Подобные попытки выделять в тексте Евангелий пассажи, не затронутые редакторским вмешательством и потому позволяющие восстановить, что думал о себе сам Иисус, неизбежно наталкиваются на серьезные затруднения. В числе последних и возможность, явно Иеремиасом не обсуждаемая, что первоначально составители Евангелий имели дело с серией отсылок, основанных на образе «раба Божьего» у Второ-Исаии и, вероятно, опосредованных Септуагинтой, и лишь затем преобразовали их в совершенно независимое повествование, в первую очередь при описании страстей, личности и дел Христа. Одного примера будет достаточно, чтобы прояснить значимость этой гипотезы. Ученые уже подчеркивали, что арамейское слово «talja’», «раб», также означает «мальчик» и «агнец». Эпитет «Агнец Божий», которым Иоанн Креститель наделяет Иисуса (Ин 1: 36) и который подготавливает признание мессианской природы Христа (Ин 1: 41), был, по мнению Иеремиаса, результатом искаженного перевода на греческий язык амбивалентного в лингвистическом смысле арамейского выражения «раб Божий»[307]. Однако, разумеется, речь не идет об изолированном случае такого перевода. Евангелист подспудно откликается и на эпитет «СЕ АГНЕЦ БОЖИЙ», упомянутый в конце сцены распятия (Ин 19: 31–36).
Но как тогда была Пятница, то Иудеи, дабы не оставить тел на кресте в субботу, ибо та суббота была день великий, просили Пилата, чтобы перебить у них голени и снять их. Итак пришли воины, и у первого перебили голени, и у другого, распятого с Ним. Но, пришедши к Иисусу, как увидели Его уже умершим, не перебили у Него голеней. <…> Ибо сие произошло, да сбудется Писание: кость Его да не сокрушится.
Этот пассаж, если воспринимать его буквально, непонятен: нам ничего не известно о том, чтобы осужденным на распятие, стремясь приблизить их гибель, ломали голени[308]. Объяснение следует искать в другом месте: в отрывке Писания, к которому отсылают процитированные слова из Евангелия, – Исх 12: 46. Среди божественных предписаний, касающихся Пасхи, находим следующее:
В одном доме должно есть ее, не выносите мяса вон из дома, и костей ее не сокрушайте.
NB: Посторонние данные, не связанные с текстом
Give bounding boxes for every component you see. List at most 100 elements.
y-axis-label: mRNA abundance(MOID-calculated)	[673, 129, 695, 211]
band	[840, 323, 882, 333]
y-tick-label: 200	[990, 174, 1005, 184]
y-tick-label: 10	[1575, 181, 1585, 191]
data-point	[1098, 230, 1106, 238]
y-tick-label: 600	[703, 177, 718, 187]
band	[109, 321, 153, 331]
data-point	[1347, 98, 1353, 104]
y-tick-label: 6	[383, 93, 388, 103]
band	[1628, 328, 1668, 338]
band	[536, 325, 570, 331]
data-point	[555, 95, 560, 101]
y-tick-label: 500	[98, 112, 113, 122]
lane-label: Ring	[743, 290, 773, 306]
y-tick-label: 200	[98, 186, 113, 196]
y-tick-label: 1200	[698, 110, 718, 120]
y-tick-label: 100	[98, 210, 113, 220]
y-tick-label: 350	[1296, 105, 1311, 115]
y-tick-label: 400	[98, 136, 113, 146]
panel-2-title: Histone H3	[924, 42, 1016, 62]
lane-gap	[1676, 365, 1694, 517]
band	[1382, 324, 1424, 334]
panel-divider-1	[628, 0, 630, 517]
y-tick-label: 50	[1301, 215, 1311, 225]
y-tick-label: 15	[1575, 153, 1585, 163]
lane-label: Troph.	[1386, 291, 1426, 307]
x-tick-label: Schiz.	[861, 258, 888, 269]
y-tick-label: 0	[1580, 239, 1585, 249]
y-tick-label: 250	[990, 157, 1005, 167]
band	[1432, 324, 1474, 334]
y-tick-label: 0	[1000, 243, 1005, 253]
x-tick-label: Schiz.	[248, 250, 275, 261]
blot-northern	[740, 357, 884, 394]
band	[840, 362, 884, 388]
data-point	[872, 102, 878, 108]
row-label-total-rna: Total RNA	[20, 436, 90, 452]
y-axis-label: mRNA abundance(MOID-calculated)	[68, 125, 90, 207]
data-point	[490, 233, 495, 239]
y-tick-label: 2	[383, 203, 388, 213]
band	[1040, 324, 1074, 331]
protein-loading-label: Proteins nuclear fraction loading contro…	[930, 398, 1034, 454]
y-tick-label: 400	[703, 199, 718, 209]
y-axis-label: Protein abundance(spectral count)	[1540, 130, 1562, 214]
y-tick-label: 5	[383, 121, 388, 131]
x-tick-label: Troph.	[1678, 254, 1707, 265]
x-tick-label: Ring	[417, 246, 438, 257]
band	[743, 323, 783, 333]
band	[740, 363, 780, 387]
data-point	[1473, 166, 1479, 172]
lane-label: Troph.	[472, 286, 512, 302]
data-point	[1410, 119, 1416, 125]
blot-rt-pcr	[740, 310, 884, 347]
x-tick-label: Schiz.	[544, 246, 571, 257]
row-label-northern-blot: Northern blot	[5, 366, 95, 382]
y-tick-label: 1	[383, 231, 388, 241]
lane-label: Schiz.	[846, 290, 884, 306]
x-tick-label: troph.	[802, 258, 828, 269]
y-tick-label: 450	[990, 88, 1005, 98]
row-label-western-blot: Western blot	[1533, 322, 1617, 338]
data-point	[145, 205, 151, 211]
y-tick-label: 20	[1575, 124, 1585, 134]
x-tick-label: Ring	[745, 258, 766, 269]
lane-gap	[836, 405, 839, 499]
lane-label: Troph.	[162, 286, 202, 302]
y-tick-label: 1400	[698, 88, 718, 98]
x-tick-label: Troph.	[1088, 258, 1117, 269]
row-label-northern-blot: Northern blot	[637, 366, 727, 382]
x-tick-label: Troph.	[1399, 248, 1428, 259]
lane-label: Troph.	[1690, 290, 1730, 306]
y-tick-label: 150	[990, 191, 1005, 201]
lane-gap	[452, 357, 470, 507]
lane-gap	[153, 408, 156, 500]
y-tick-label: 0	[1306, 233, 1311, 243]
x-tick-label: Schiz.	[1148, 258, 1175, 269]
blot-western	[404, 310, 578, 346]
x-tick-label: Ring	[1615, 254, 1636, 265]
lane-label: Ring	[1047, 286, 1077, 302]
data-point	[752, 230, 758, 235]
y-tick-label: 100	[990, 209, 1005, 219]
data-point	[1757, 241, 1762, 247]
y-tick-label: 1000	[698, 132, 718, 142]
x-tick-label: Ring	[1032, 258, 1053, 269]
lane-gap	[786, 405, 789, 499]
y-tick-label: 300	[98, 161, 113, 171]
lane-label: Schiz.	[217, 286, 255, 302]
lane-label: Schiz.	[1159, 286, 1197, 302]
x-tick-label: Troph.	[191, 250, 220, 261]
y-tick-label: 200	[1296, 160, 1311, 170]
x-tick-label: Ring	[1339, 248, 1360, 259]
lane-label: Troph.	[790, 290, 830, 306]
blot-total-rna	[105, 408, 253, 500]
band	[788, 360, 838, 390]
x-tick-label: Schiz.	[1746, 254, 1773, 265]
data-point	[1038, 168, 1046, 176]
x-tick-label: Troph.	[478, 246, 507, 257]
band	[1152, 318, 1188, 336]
Джозеф Хеннингер блестяще показал, что запрет ломать ноги жертвенным животным как в семитской среде, так и на более широких (фактически евроазиатских) географических и культурных пространствах ассоциировался с кругом верований о воскресении[309]. Между тем к перенесению на Иисуса стихов Исх 12: 46 должна подталкивать еще одна отсылка: «Он хранит все кости его; ни одна из них не сокрушится» (Пс 33: 21)[310]. Аналогия между «рабом Божьим» и агнцем из Ис 53: 7, усиленная сопоставлением жертвенного ягненка из Исх 12: 46 с гонимым праведником из Пс 33: 21, привела к появлению в тексте этой детали: ноги Иисуса остались целыми.